I'm so blessed to have the mom I have. She's been with me through everything, from sporting events and school plays, post-college job interviews and the birth of my first child. I lived within 35 miles of her until I was 27 and my husband went Active Duty. My mom has ALWAYS BEEN THERE.

But when Uncle Sam calls (or you call Uncle Sam and he says "Sure, come on over!"), the comforts of home need to change, because "home" changes. We've lived in three different states in less than three years, and we have seen and done some amazing things. I've made new friends, some of which were the type that just get you through your current phase in life, some that will be my friends til my last breath. Through it all, when I experience something new and exciting or find myself in a situation I don't know how to deal with, "call Mom" is my first thought.

For now, thank goodness for cell phones and email, text messages and Facebook...even though she isn't on Facebook yet...we'll work on that.

I have to wonder if this feeling will ever fade. I don't want it to. And it gets easier as time passes. I wonder if a part of me has yet to grow up, and if it ever will. I hope I can be as awesome of a mom to my boys, and let them know I will always be there for them. I've had a good role model.

Wednesday, September 28, 2011

Book Giveaway

As I mentioned in my first post, I want a new book. And one way to get it, is to have a blog and mention the giveaway.

My friend Sierra Tervo was fortunate enough to read and review a book before it's release. The publishing company was kind enough to give her two copies to give away. You can find details on her blog:

http://tervotimes.blogspot.com/2011/09/giveaway.html

Head on over and check her out. She'd love to have ya!

angel

Sunday, September 25, 2011

The Little Things...

A big transition happened today for my two year old. His crib is no more, having been converted to...dun dun dun..."THE TODDLER BED!" He is the second child, and as such is quite often compared to the first. The first, Logan, went from a crib to his "big boy bed" (a full twin, lucky guy) about a month after he turned 2 (not because we wanted him to, but we needed the crib for kid #2, Ian). So naturally, because Logan did it, so should Ian.

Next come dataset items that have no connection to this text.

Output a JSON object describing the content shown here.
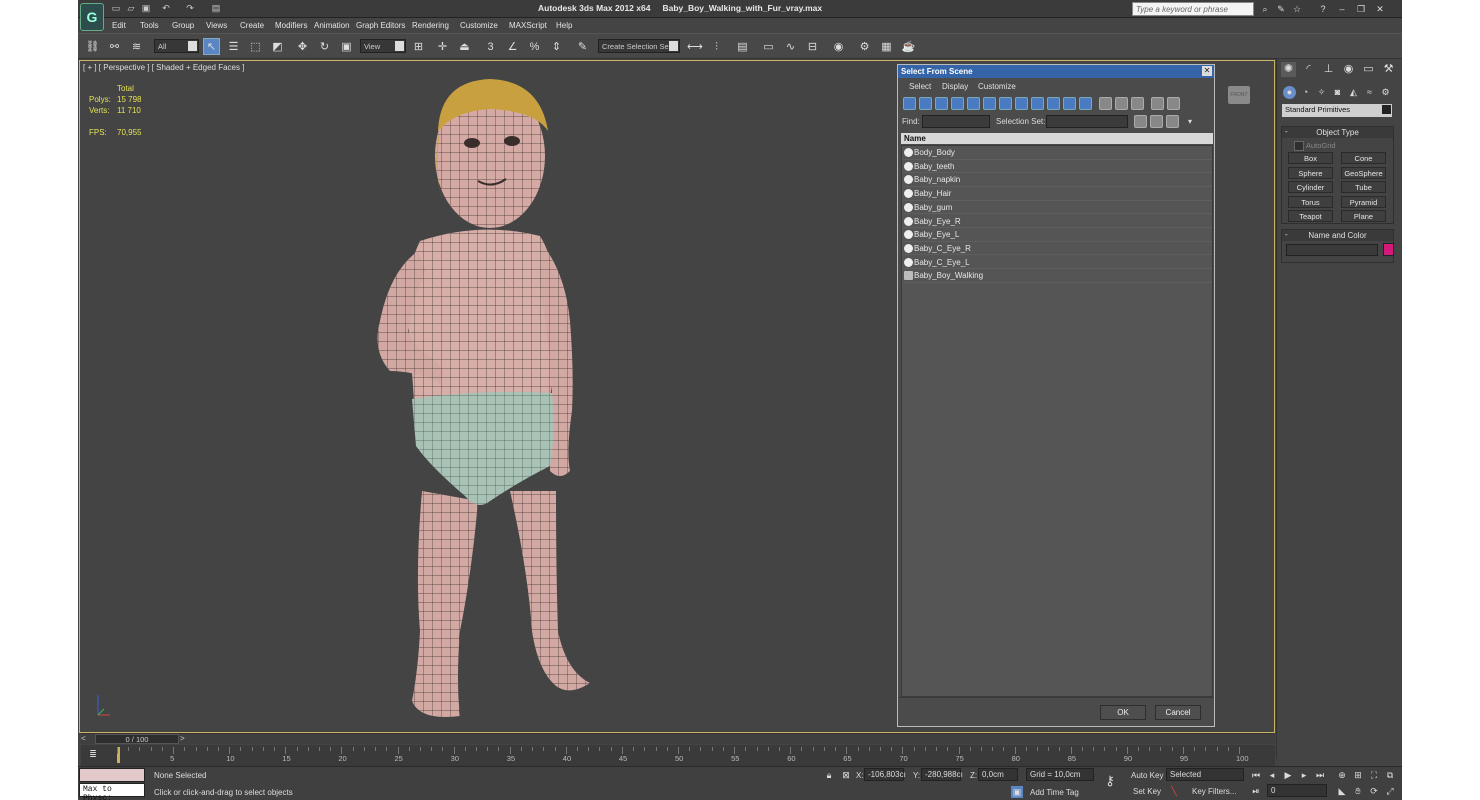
{
  "title": {
    "app": "Autodesk 3ds Max  2012 x64",
    "file": "Baby_Boy_Walking_with_Fur_vray.max"
  },
  "search": {
    "placeholder": "Type a keyword or phrase"
  },
  "menu": [
    "Edit",
    "Tools",
    "Group",
    "Views",
    "Create",
    "Modifiers",
    "Animation",
    "Graph Editors",
    "Rendering",
    "Customize",
    "MAXScript",
    "Help"
  ],
  "toolbar": {
    "selection_filter": "All",
    "ref_coord": "View",
    "named_selection": "Create Selection Se"
  },
  "viewport": {
    "label": "[ + ] [ Perspective ] [ Shaded + Edged Faces ]",
    "stats": {
      "total_label": "Total",
      "polys_label": "Polys:",
      "polys": "15 798",
      "verts_label": "Verts:",
      "verts": "11 710",
      "fps_label": "FPS:",
      "fps": "70,955"
    },
    "navcube_label": "FRONT"
  },
  "dialog": {
    "title": "Select From Scene",
    "menu": [
      "Select",
      "Display",
      "Customize"
    ],
    "find_label": "Find:",
    "selset_label": "Selection Set:",
    "column_name": "Name",
    "items": [
      "Body_Body",
      "Baby_teeth",
      "Baby_napkin",
      "Baby_Hair",
      "Baby_gum",
      "Baby_Eye_R",
      "Baby_Eye_L",
      "Baby_C_Eye_R",
      "Baby_C_Eye_L",
      "Baby_Boy_Walking"
    ],
    "ok": "OK",
    "cancel": "Cancel"
  },
  "command_panel": {
    "category": "Standard Primitives",
    "object_type_title": "Object Type",
    "autogrid": "AutoGrid",
    "buttons": [
      "Box",
      "Cone",
      "Sphere",
      "GeoSphere",
      "Cylinder",
      "Tube",
      "Torus",
      "Pyramid",
      "Teapot",
      "Plane"
    ],
    "name_color_title": "Name and Color",
    "object_color": "#d4197a"
  },
  "timeline": {
    "slider": "0 / 100",
    "prev": "<",
    "next": ">",
    "ticks": [
      "5",
      "10",
      "15",
      "20",
      "25",
      "30",
      "35",
      "40",
      "45",
      "50",
      "55",
      "60",
      "65",
      "70",
      "75",
      "80",
      "85",
      "90",
      "95",
      "100"
    ]
  },
  "status": {
    "listener": "Max to Physc:",
    "selected": "None Selected",
    "prompt": "Click or click-and-drag to select objects",
    "x_label": "X:",
    "x": "-106,803cı",
    "y_label": "Y:",
    "y": "-280,988cı",
    "z_label": "Z:",
    "z": "0,0cm",
    "grid": "Grid = 10,0cm",
    "add_time_tag": "Add Time Tag",
    "auto_key": "Auto Key",
    "set_key": "Set Key",
    "key_mode": "Selected",
    "key_filters": "Key Filters...",
    "frame": "0"
  }
}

It's just another of a million milestones, milestones I've been through with my oldest. It was bittersweet with Logan, because it meant he really WAS a toddler, not my baby anymore. But not calling Logan a baby didn't hit me too hard -- I had Ian, 6 months old at the time, and HE would always be my baby. But...now my second baby isn't a baby either.

Yes, there were several instances of Eric heading back up the stairs to hand out the firmly stated "I said stay in bed." Yes, there were some tears shed from those sweet little eyes that didn't understand why he couldn't explore this new-found freedom. But he fell asleep relatively quickly.

I went in to check on him, as I do every night. And my little boy lay there, in the crib with just three sides and a little half-barrier. My eyes got a tad misty...kinda seems like he grew leaps and bounds in that second of laying down in his "new" bed.

Who knows...there may be another "baby" in the future. But for now, it's Ian. I keep reminding myself, especially when those boys push my buttons, that God gave me these precious children for only a short time. And I MUST enjoy the little things while I can.

First Time.

What have I done?

All for a book? Yes. I'm an avid reader (sometimes?). I enjoy books, always have. And if I had my way, I'd probably split my time between my Kindle and the Xbox 360. But then the thought of two little "man cubs" (so eloquently put by a military wife-friend of mine) creeps into my mind and *poof* books and games are gone.

So, I guess this is it. For a free book, I'll write about my life. If anyone wants to read, great. If not, that's ok too. Part of me would like that reassurance that there are folks out there that think like me, are pleased by the same things, annoyed by the same things, all that jazz. And if my words make someone smile, great! If I upset someone, oh well. I can do that all by myself, regardless of any internet intervention.

Learn with me. I learn every day. Let's see what we can do.